Meine Freunde wussten aber auch nicht viel über meine Beziehung zu Alexander. Anfangs habe ich mal versucht, mit ihnen darüber zu sprechen, doch je mehr ich auf Unverständnis stieß, desto weniger habe ich mich ihnen gegenüber geöffnet. Sie haben sich eher von mir abgewandt, als mein Alkoholkonsum zunehmend exzessiv geworden ist.
Es war dann ein fast 9 Jahre andauerndes Martyrium, wie hast du es letztlich rausgeschafft aus dieser Beziehung?
Als ich 23 war, stand ich an einem Punkt in meinem Leben, an dem ich mich komplett aufgegeben hatte. Ich weiß noch, dass ich an dem Tag schon am Vormittag eine komplette Flasche Wodka getrunken habe. Seitenweise schrieb ich dann in mein Tagebuch: „Du hast mich missbraucht!“, weil ich erst da wirklich geglaubt habe, was mir seit Jahren von allen Seiten erzählt worden war.
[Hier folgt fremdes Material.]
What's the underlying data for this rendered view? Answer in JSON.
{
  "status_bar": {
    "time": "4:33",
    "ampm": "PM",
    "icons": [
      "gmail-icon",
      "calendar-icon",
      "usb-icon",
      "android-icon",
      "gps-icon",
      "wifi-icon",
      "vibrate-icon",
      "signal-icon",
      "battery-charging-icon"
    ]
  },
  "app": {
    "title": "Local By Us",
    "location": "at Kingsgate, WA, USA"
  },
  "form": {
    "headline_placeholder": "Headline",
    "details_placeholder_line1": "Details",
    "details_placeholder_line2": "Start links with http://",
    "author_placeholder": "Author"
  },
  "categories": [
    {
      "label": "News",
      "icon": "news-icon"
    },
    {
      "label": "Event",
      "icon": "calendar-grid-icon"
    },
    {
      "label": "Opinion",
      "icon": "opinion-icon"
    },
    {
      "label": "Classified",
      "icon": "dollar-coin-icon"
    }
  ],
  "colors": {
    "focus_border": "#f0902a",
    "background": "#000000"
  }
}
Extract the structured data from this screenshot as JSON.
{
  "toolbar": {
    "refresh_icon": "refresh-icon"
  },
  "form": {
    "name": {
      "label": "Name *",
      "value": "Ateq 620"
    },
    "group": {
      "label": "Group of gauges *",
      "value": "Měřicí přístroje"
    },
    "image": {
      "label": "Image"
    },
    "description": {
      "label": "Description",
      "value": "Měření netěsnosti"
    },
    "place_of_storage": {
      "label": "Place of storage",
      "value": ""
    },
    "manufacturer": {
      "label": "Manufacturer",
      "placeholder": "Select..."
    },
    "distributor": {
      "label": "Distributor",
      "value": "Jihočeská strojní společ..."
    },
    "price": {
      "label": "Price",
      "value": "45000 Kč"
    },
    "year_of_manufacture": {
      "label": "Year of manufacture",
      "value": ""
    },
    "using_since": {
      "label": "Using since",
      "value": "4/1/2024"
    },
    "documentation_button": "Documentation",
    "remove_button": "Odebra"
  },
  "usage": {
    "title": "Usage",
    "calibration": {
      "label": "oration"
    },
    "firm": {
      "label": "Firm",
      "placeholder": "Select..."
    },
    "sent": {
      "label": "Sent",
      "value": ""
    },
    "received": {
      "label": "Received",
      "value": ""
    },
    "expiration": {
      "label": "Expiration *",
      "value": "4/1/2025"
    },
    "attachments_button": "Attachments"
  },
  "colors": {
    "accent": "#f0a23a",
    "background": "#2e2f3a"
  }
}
Hinter mir lag ein grauenvolles Wochenende, an dem Dinge geschehen sind, die mir klargemacht haben, dass ich niemals ein normales Leben würde führen können.
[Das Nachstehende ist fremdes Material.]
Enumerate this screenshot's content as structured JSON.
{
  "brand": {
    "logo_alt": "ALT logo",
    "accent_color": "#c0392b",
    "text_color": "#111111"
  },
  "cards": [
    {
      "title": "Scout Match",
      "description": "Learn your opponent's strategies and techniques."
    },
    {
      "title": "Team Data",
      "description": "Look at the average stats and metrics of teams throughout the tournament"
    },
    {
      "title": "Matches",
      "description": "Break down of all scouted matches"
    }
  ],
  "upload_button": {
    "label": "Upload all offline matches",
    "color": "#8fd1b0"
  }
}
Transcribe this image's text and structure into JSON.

Ich wollte nicht mehr kämpfen, ich wollte nicht mehr stark sein. Ich wollte nicht einmal mehr, dass es aufhört. An diesem Tag habe ich mich komplett aufgegeben und entschieden, nicht mehr zu versuchen, mich gegen die Abhängigkeit und all die gravierenden Folgen davon zu wehren. Ich glaube, das war der Punkt, an dem ich innerlich dazu bereit war, mich von Alexander zu lösen.
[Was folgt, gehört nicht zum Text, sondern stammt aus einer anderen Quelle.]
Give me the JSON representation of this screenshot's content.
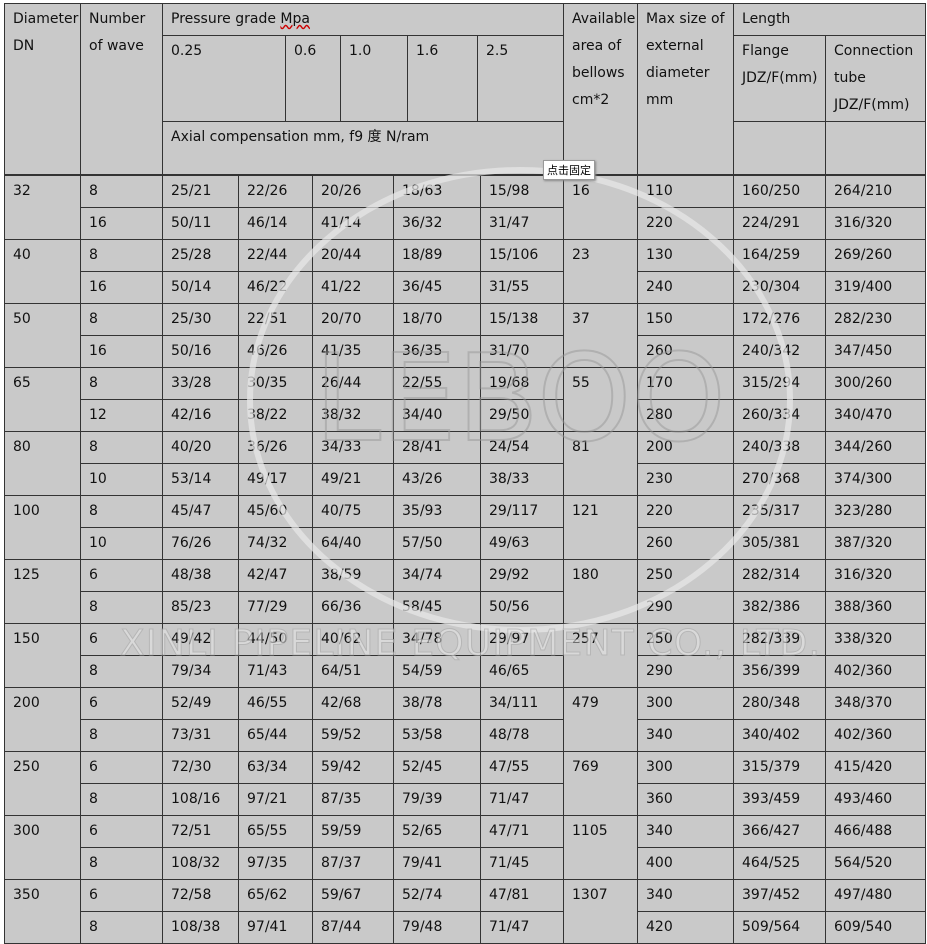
{
  "header": {
    "dn": "Diameter DN",
    "waves": "Number of wave",
    "pressure": "Pressure grade ",
    "pressure_unit": "Mpa",
    "grades": [
      "0.25",
      "0.6",
      "1.0",
      "1.6",
      "2.5"
    ],
    "axial": "Axial compensation mm, f9 度 N/ram",
    "area": "Available area of bellows cm*2",
    "maxsize": "Max size of external diameter mm",
    "length": "Length",
    "flange": "Flange JDZ/F(mm)",
    "tube": "Connection tube JDZ/F(mm)"
  },
  "groups": [
    {
      "dn": "32",
      "area": "16",
      "rows": [
        [
          "8",
          "25/21",
          "22/26",
          "20/26",
          "18/63",
          "15/98",
          "110",
          "160/250",
          "264/210"
        ],
        [
          "16",
          "50/11",
          "46/14",
          "41/14",
          "36/32",
          "31/47",
          "220",
          "224/291",
          "316/320"
        ]
      ]
    },
    {
      "dn": "40",
      "area": "23",
      "rows": [
        [
          "8",
          "25/28",
          "22/44",
          "20/44",
          "18/89",
          "15/106",
          "130",
          "164/259",
          "269/260"
        ],
        [
          "16",
          "50/14",
          "46/22",
          "41/22",
          "36/45",
          "31/55",
          "240",
          "230/304",
          "319/400"
        ]
      ]
    },
    {
      "dn": "50",
      "area": "37",
      "rows": [
        [
          "8",
          "25/30",
          "22/51",
          "20/70",
          "18/70",
          "15/138",
          "150",
          "172/276",
          "282/230"
        ],
        [
          "16",
          "50/16",
          "46/26",
          "41/35",
          "36/35",
          "31/70",
          "260",
          "240/342",
          "347/450"
        ]
      ]
    },
    {
      "dn": "65",
      "area": "55",
      "rows": [
        [
          "8",
          "33/28",
          "30/35",
          "26/44",
          "22/55",
          "19/68",
          "170",
          "315/294",
          "300/260"
        ],
        [
          "12",
          "42/16",
          "38/22",
          "38/32",
          "34/40",
          "29/50",
          "280",
          "260/334",
          "340/470"
        ]
      ]
    },
    {
      "dn": "80",
      "area": "81",
      "rows": [
        [
          "8",
          "40/20",
          "36/26",
          "34/33",
          "28/41",
          "24/54",
          "200",
          "240/338",
          "344/260"
        ],
        [
          "10",
          "53/14",
          "49/17",
          "49/21",
          "43/26",
          "38/33",
          "230",
          "270/368",
          "374/300"
        ]
      ]
    },
    {
      "dn": "100",
      "area": "121",
      "rows": [
        [
          "8",
          "45/47",
          "45/60",
          "40/75",
          "35/93",
          "29/117",
          "220",
          "235/317",
          "323/280"
        ],
        [
          "10",
          "76/26",
          "74/32",
          "64/40",
          "57/50",
          "49/63",
          "260",
          "305/381",
          "387/320"
        ]
      ]
    },
    {
      "dn": "125",
      "area": "180",
      "rows": [
        [
          "6",
          "48/38",
          "42/47",
          "38/59",
          "34/74",
          "29/92",
          "250",
          "282/314",
          "316/320"
        ],
        [
          "8",
          "85/23",
          "77/29",
          "66/36",
          "58/45",
          "50/56",
          "290",
          "382/386",
          "388/360"
        ]
      ]
    },
    {
      "dn": "150",
      "area": "257",
      "rows": [
        [
          "6",
          "49/42",
          "44/50",
          "40/62",
          "34/78",
          "29/97",
          "250",
          "282/339",
          "338/320"
        ],
        [
          "8",
          "79/34",
          "71/43",
          "64/51",
          "54/59",
          "46/65",
          "290",
          "356/399",
          "402/360"
        ]
      ]
    },
    {
      "dn": "200",
      "area": "479",
      "rows": [
        [
          "6",
          "52/49",
          "46/55",
          "42/68",
          "38/78",
          "34/111",
          "300",
          "280/348",
          "348/370"
        ],
        [
          "8",
          "73/31",
          "65/44",
          "59/52",
          "53/58",
          "48/78",
          "340",
          "340/402",
          "402/360"
        ]
      ]
    },
    {
      "dn": "250",
      "area": "769",
      "rows": [
        [
          "6",
          "72/30",
          "63/34",
          "59/42",
          "52/45",
          "47/55",
          "300",
          "315/379",
          "415/420"
        ],
        [
          "8",
          "108/16",
          "97/21",
          "87/35",
          "79/39",
          "71/47",
          "360",
          "393/459",
          "493/460"
        ]
      ]
    },
    {
      "dn": "300",
      "area": "1105",
      "rows": [
        [
          "6",
          "72/51",
          "65/55",
          "59/59",
          "52/65",
          "47/71",
          "340",
          "366/427",
          "466/488"
        ],
        [
          "8",
          "108/32",
          "97/35",
          "87/37",
          "79/41",
          "71/45",
          "400",
          "464/525",
          "564/520"
        ]
      ]
    },
    {
      "dn": "350",
      "area": "1307",
      "rows": [
        [
          "6",
          "72/58",
          "65/62",
          "59/67",
          "52/74",
          "47/81",
          "340",
          "397/452",
          "497/480"
        ],
        [
          "8",
          "108/38",
          "97/41",
          "87/44",
          "79/48",
          "71/47",
          "420",
          "509/564",
          "609/540"
        ]
      ]
    }
  ],
  "tooltip": "点击固定",
  "watermark": {
    "logo": "LEBOO",
    "company": "XINLI PIPELINE EQUIPMENT CO., LTD."
  }
}
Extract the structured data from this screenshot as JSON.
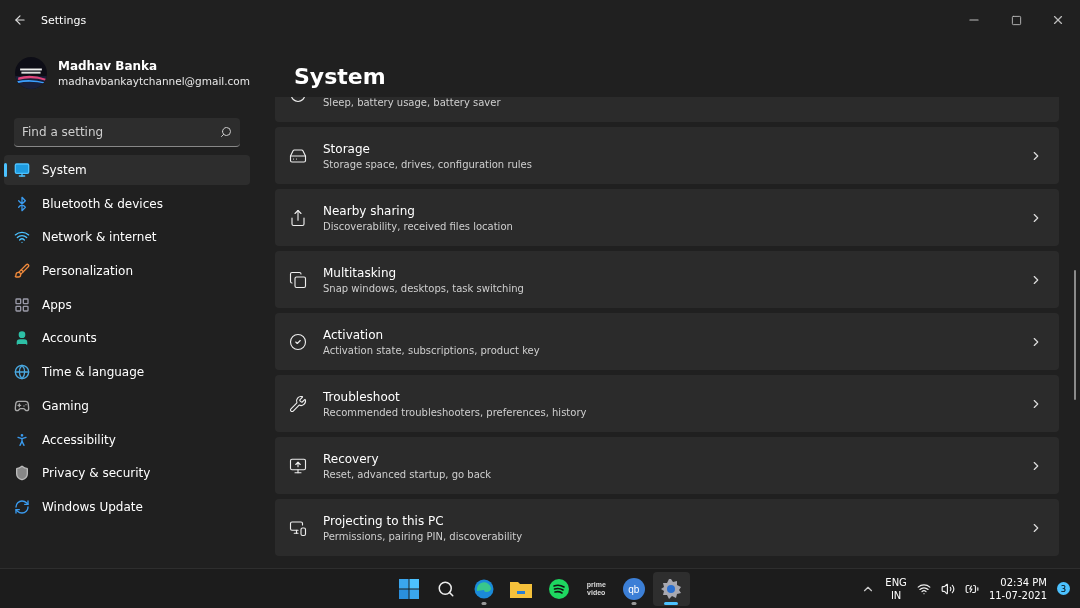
{
  "window": {
    "title": "Settings"
  },
  "user": {
    "name": "Madhav Banka",
    "email": "madhavbankaytchannel@gmail.com"
  },
  "search": {
    "placeholder": "Find a setting"
  },
  "sidebar": {
    "items": [
      {
        "label": "System",
        "selected": true
      },
      {
        "label": "Bluetooth & devices",
        "selected": false
      },
      {
        "label": "Network & internet",
        "selected": false
      },
      {
        "label": "Personalization",
        "selected": false
      },
      {
        "label": "Apps",
        "selected": false
      },
      {
        "label": "Accounts",
        "selected": false
      },
      {
        "label": "Time & language",
        "selected": false
      },
      {
        "label": "Gaming",
        "selected": false
      },
      {
        "label": "Accessibility",
        "selected": false
      },
      {
        "label": "Privacy & security",
        "selected": false
      },
      {
        "label": "Windows Update",
        "selected": false
      }
    ]
  },
  "page": {
    "title": "System",
    "items": [
      {
        "subtitle": "Sleep, battery usage, battery saver"
      },
      {
        "title": "Storage",
        "subtitle": "Storage space, drives, configuration rules"
      },
      {
        "title": "Nearby sharing",
        "subtitle": "Discoverability, received files location"
      },
      {
        "title": "Multitasking",
        "subtitle": "Snap windows, desktops, task switching"
      },
      {
        "title": "Activation",
        "subtitle": "Activation state, subscriptions, product key"
      },
      {
        "title": "Troubleshoot",
        "subtitle": "Recommended troubleshooters, preferences, history"
      },
      {
        "title": "Recovery",
        "subtitle": "Reset, advanced startup, go back"
      },
      {
        "title": "Projecting to this PC",
        "subtitle": "Permissions, pairing PIN, discoverability"
      }
    ]
  },
  "taskbar": {
    "apps": [
      {
        "kind": "start",
        "running": false,
        "selected": false
      },
      {
        "kind": "search",
        "running": false,
        "selected": false
      },
      {
        "kind": "edge",
        "running": true,
        "selected": false
      },
      {
        "kind": "explorer",
        "running": false,
        "selected": false
      },
      {
        "kind": "spotify",
        "running": false,
        "selected": false
      },
      {
        "kind": "prime",
        "lines": [
          "prime",
          "video"
        ],
        "running": false,
        "selected": false
      },
      {
        "kind": "qbit",
        "glyph": "qb",
        "running": true,
        "selected": false
      },
      {
        "kind": "settings",
        "running": true,
        "selected": true
      }
    ],
    "tray": {
      "language": "ENG",
      "region": "IN",
      "time": "02:34 PM",
      "date": "11-07-2021",
      "notifications": "3"
    }
  }
}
Ein paar Tage später habe ich mich selbst in die Psychiatrie einweisen lassen, dort habe ich meinen jetzigen Ehemann kennengelernt. Als es dann ernster wurde zwischen uns, wusste ich, dass ich mich entscheiden muss. Die Beziehung würde scheitern, wenn ich den Kontakt zu Alexander weiterhin aufrechterhalten würde. Obwohl es nicht geplant war, habe ich mich bei einem letzten Treffen dann von ihm getrennt.
Wie geht´s dir heute, wie hast du die Geschehnisse aufgearbeitet und zurück ins Leben gefunden?
Heute geht es mir sehr gut, und ich bin glücklich. Ich lebe zusammen mit meinem Mann und einer kleinen Hündin in einer hübschen Wohnung und spüre das Leben erstmals so, wie es sein sollte. Ich habe alles, was ich mir je gewünscht habe und weiß, dass das nur möglich war, weil ich mich aus der Abhängigkeit befreit habe.
Ich habe lange Zeit Therapie gemacht und parallel dazu die Geschichte von mir und Alexander aufgeschrieben, so ist es mir in großen Teilen gelungen, Abstand davon zu finden. Dennoch habe ich viele Momente nicht verarbeitet und einiges von dem, was geschehen ist und was er mich hat glauben lassen –über Männer, Beziehungen und über mich selbst – wirkt sich bis heute auf mich und mein Leben aus. An manchen Tagen fällt es mir noch immer schwer, an manchen Tagen tut es immer noch weh. Aber nach inzwischen fünf Jahren ist alles viel leichter geworden.